Hormel Foods Analysis – The Definition Of A Boring Compounder (Analysis)
Last Updated on May 6, 2023
Hormel Foods (ticker HRL) has an outstanding long-term track record, but it’s not widely known.
What does Hormel do, and will it likely be a good investment in the coming years?
Hormel is an old company and was founded in 1891. According to the CEO, Hormel is a protein company, and produces meat and food products for retail, wholesalers, and deli, mostly in the US but also internationally (7%). It has four business segments: Refrigerated Foods (55% of revenue), Grocery Products (25% of revenue), Jennie-O Turkey Store (14% of revenue), and International & Other (6% of revenue).
Some of its brands include Hormel, SPAM, Skippy, Jennie-O, Applegate, Justin’s, and Dinty Moore, but also many other smaller brands. The aim is to have brands as either number 1 or 2 in its category, and historically most of the brands ranked lower have been divested. The focus is profitability, not to build empires.
Hormel’s past share performance:
In the long run, the share price correlates with the operational performance. How has Hormel’s share price performed?
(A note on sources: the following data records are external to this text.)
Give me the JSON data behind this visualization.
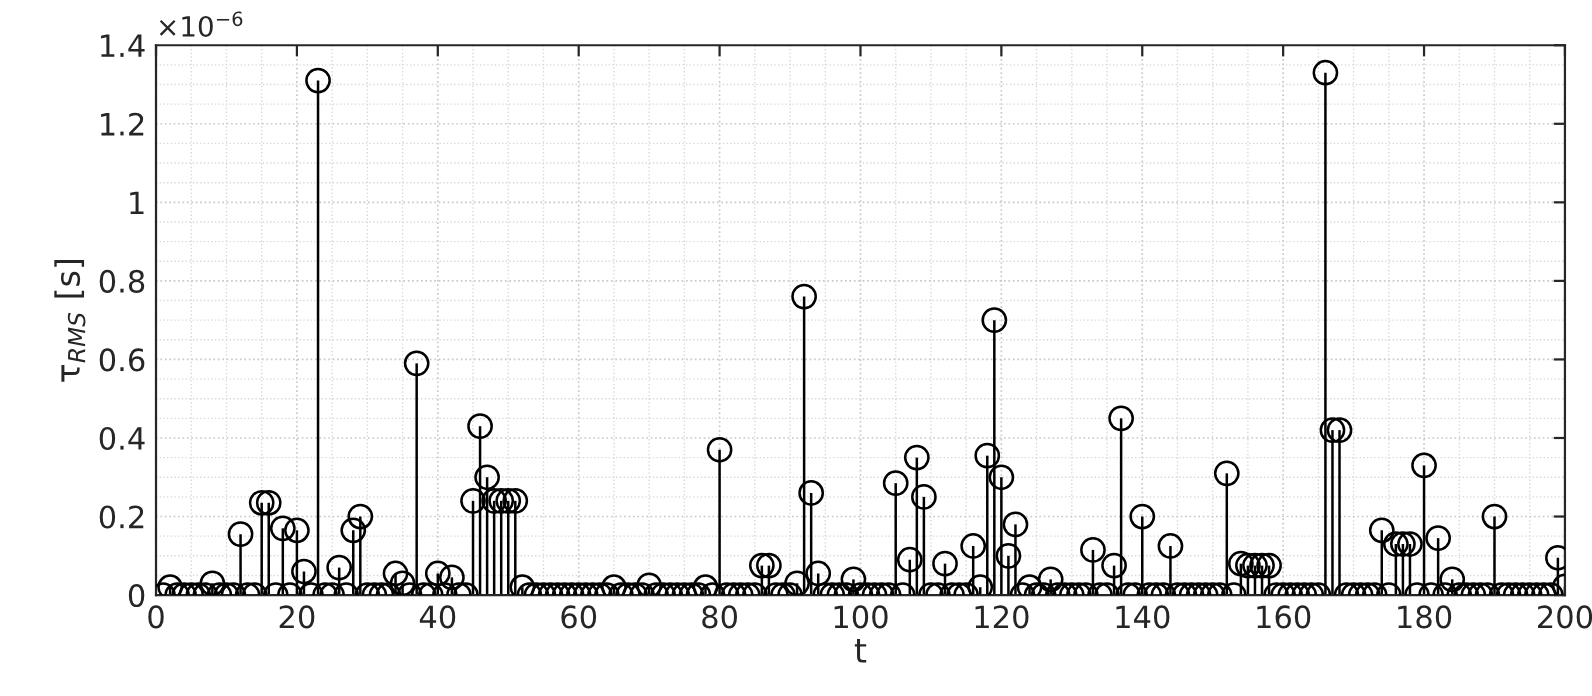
{
  "chart_data": {
    "type": "lollipop",
    "xlabel": "t",
    "ylabel": "τ$_{RMS}$ [s]",
    "annotations": [
      "×10$^{−6}$"
    ],
    "x": [
      1,
      2,
      3,
      4,
      5,
      6,
      7,
      8,
      9,
      10,
      11,
      12,
      13,
      14,
      15,
      16,
      17,
      18,
      19,
      20,
      21,
      22,
      23,
      24,
      25,
      26,
      27,
      28,
      29,
      30,
      31,
      32,
      33,
      34,
      35,
      36,
      37,
      38,
      39,
      40,
      41,
      42,
      43,
      44,
      45,
      46,
      47,
      48,
      49,
      50,
      51,
      52,
      53,
      54,
      55,
      56,
      57,
      58,
      59,
      60,
      61,
      62,
      63,
      64,
      65,
      66,
      67,
      68,
      69,
      70,
      71,
      72,
      73,
      74,
      75,
      76,
      77,
      78,
      79,
      80,
      81,
      82,
      83,
      84,
      85,
      86,
      87,
      88,
      89,
      90,
      91,
      92,
      93,
      94,
      95,
      96,
      97,
      98,
      99,
      100,
      101,
      102,
      103,
      104,
      105,
      106,
      107,
      108,
      109,
      110,
      111,
      112,
      113,
      114,
      115,
      116,
      117,
      118,
      119,
      120,
      121,
      122,
      123,
      124,
      125,
      126,
      127,
      128,
      129,
      130,
      131,
      132,
      133,
      134,
      135,
      136,
      137,
      138,
      139,
      140,
      141,
      142,
      143,
      144,
      145,
      146,
      147,
      148,
      149,
      150,
      151,
      152,
      153,
      154,
      155,
      156,
      157,
      158,
      159,
      160,
      161,
      162,
      163,
      164,
      165,
      166,
      167,
      168,
      169,
      170,
      171,
      172,
      173,
      174,
      175,
      176,
      177,
      178,
      179,
      180,
      181,
      182,
      183,
      184,
      185,
      186,
      187,
      188,
      189,
      190,
      191,
      192,
      193,
      194,
      195,
      196,
      197,
      198,
      199,
      200
    ],
    "values": [
      0,
      0.02,
      0,
      0,
      0,
      0,
      0,
      0.03,
      0,
      0,
      0,
      0.155,
      0,
      0,
      0.235,
      0.235,
      0,
      0.17,
      0,
      0.165,
      0.06,
      0,
      1.31,
      0,
      0,
      0.07,
      0,
      0.165,
      0.2,
      0,
      0,
      0,
      0,
      0.055,
      0.03,
      0,
      0.59,
      0,
      0,
      0.055,
      0,
      0.045,
      0,
      0,
      0.24,
      0.43,
      0.3,
      0.24,
      0.24,
      0.24,
      0.24,
      0.02,
      0,
      0,
      0,
      0,
      0,
      0,
      0,
      0,
      0,
      0,
      0,
      0,
      0.02,
      0,
      0,
      0,
      0,
      0.025,
      0,
      0,
      0,
      0,
      0,
      0,
      0,
      0.02,
      0,
      0.37,
      0,
      0,
      0,
      0,
      0,
      0.075,
      0.075,
      0,
      0,
      0,
      0.03,
      0.76,
      0.26,
      0.055,
      0,
      0,
      0,
      0,
      0.04,
      0,
      0,
      0,
      0,
      0,
      0.285,
      0,
      0.09,
      0.35,
      0.25,
      0,
      0,
      0.08,
      0,
      0,
      0,
      0.125,
      0.02,
      0.355,
      0.7,
      0.3,
      0.1,
      0.18,
      0,
      0.02,
      0,
      0,
      0.04,
      0,
      0,
      0,
      0,
      0,
      0.115,
      0,
      0,
      0.075,
      0.45,
      0,
      0,
      0.2,
      0,
      0,
      0,
      0.125,
      0,
      0,
      0,
      0,
      0,
      0,
      0,
      0.31,
      0,
      0.08,
      0.075,
      0.075,
      0.075,
      0.075,
      0,
      0,
      0,
      0,
      0,
      0,
      0,
      1.33,
      0.42,
      0.42,
      0,
      0,
      0,
      0,
      0,
      0.165,
      0,
      0.13,
      0.13,
      0.13,
      0,
      0.33,
      0,
      0.145,
      0,
      0.04,
      0,
      0,
      0,
      0,
      0,
      0.2,
      0,
      0,
      0,
      0,
      0,
      0,
      0,
      0,
      0.095,
      0.022
    ],
    "color": "#000000",
    "marker": "circle",
    "grid": true,
    "xlim": [
      0,
      200
    ],
    "xticks": [
      0,
      20,
      40,
      60,
      80,
      100,
      120,
      140,
      160,
      180,
      200
    ],
    "ylim": [
      0,
      1.4
    ],
    "yticks": [
      0,
      0.2,
      0.4,
      0.6,
      0.8,
      1,
      1.2,
      1.4
    ]
  }
}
Since 1990 the stock price has returned 13% annually with dividend reinvested, substantially better than the S&P 500. This puts Hormel into the elite class of star performers:
Hormel has crushed the market over any longer-term timeframe very consistently. Since 1990 Hormel has managed a positive return in every five-year period:
Over the last five years, Hormel has returned only 5% annually, well below the main indices. This has resulted in the cheapest valuation for Hormel in about a decade (see more below).
Hormel’s operation performance:
The reason for the slow growth in sales is due to the divestment of brands, which has resulted in margin expansion. Hormel has historically returned around 15-20% on the equity (because it has no little debt the return on invested capital is about the same).
Hormel is a Dividend King:
Hormel is one of the few stocks that has risen its dividend over 50 years in a row, 55 years to be precise. The dividend yield is at 2.1%, a level not frequently touched. Over the last decade, the payout ratio has been around 30-50%, rising slightly in the last years. There are no significant buybacks at these levels.
Hormel is a family business:
The company is controlled by the Hormel Foundation, which directly owns about 5% of the company and much more indirectly. Historically, family-owned businesses have outperformed the market:
Hormel’s balance sheet:
As is typical with family businesses, Hormel has always been conservative and carries most of the time a net cash position on the balance sheet, which makes them immune to financial crisis or shocks. The balance sheet has moderate debt due to the recent acquisition of Planters from Kraft Heinz. Hormel has proved to be shrewd acquirers, one reason being it most of the time has available cash.
Hormel is one of the few consumer stocks with practically zero debt, making both the business and its dividend much safer than comparable stocks. They have ammunition for more acquisitions, or even buybacks if the stock gets cheaper.
Hormel always trades at high multiples. The current trailing PE is 25, however, some of the low margin businesses have been sold off and replaced with new ones. Furthermore, some of its products have been in a cyclical slump that is expected to improve in the coming years.
As long as you don’t overpay for earnings, we believe it’s hard to lose money in a debt-free family-owned company that historically has proven to be both good operators and allocators. Hormel is one of those companies. At an earnings multiple at 25, it’s not “cheap”, but Hormel never is. Margin expansion and better pricing most likely mean a higher EPS in the coming years. Furthermore, you can expect this to be a defensive play if the market goes south, just like what happened in 2008 when the share price dropped much less than the market (and earnings were flat).
If the EPS grows at about 8-12% historical levels, we can expect the returns over the next decade to be around the same level plus the dividend yield of 2.15: 10-14%.
Disclosure: We are long Hormel. We are not financial advisors. Please do your own due diligence and investment research or consult a financial professional. All articles are our opinion – they are not suggestions to buy or sell any securities.